PyMembrane combines a C++ backend with a Python interface for setting up, running, and extending membrane simulations. It supports triangulated elastic shells, dynamically triangulated liquid membranes, Brownian dynamics, Monte Carlo workflows, minimization, constraints, and lightweight mesh output.
Create a conda environment, build the extension, and verify that the package imports correctly.
Run packaged examples for periodic sheets, shell buckling, liquid membranes, hybrid MC-BD workflows, and size scaling.
Follow a beginner-friendly Jupyter notebook that walks through a first PyMembrane simulation.
See the available command-line options for each packaged example.
Browse the Python interface for boxes, systems, evolvers, forces, integrators, minimizers, and output.
Inspect the underlying C++ classes and the implementation details used by the Python bindings.
Explore the internal scaling benchmark and scope comparison for spherical meshes and membrane-model workflows.
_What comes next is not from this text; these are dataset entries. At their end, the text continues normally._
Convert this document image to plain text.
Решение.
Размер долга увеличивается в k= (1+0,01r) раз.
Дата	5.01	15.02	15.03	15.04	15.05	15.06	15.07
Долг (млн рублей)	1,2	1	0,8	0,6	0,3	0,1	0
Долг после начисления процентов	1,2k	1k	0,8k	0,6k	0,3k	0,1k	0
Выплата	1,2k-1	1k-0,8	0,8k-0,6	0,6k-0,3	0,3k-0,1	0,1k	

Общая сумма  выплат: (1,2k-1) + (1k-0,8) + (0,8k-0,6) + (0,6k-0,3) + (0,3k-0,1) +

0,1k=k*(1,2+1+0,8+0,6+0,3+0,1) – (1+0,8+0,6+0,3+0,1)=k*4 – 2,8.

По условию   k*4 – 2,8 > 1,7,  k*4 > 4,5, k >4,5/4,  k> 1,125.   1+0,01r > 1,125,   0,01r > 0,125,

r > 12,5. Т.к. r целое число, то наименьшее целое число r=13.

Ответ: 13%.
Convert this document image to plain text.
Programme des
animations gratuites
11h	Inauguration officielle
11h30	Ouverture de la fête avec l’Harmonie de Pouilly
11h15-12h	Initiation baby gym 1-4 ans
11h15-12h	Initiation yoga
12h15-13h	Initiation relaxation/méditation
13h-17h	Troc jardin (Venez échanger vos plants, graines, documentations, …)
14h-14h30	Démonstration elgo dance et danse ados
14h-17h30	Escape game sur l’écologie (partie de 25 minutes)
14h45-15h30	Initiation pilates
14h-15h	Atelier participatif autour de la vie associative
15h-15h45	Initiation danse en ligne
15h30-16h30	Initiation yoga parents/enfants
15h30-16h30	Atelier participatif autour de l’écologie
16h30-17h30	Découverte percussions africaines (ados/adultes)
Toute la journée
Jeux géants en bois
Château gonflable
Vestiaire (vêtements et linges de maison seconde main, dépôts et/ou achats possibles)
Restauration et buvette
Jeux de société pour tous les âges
Explore the liquid-membrane and hybrid MC-BD examples built on the packaged workflow.
Install and check#
conda create -n pymemb python=3.8 numpy cmake pybind11
conda activate pymemb
pip install -e .
python -c "from pymembrane import *; print('import ok')"
Run an example#
python -m pymembrane.examples.periodic --quick
Packaged examples include their input data and can be run from the installed Python namespace.
What can I simulate?#
Elastic membranes and shells
Closed and open triangulated surfaces
Periodic sheets
Bending-dominated liquid membranes with edge flips
Hybrid Monte Carlo and Brownian dynamics workflows
Energy minimization with constraints
Why PyMembrane?#
PyMembrane is designed for modularity and extensibility. Users can combine forces, integrators, minimizers, constraints, and output routines through a Python interface, while performance-critical components are implemented in C++. The framework is intended for reproducible membrane-modeling workflows and for developing new membrane models.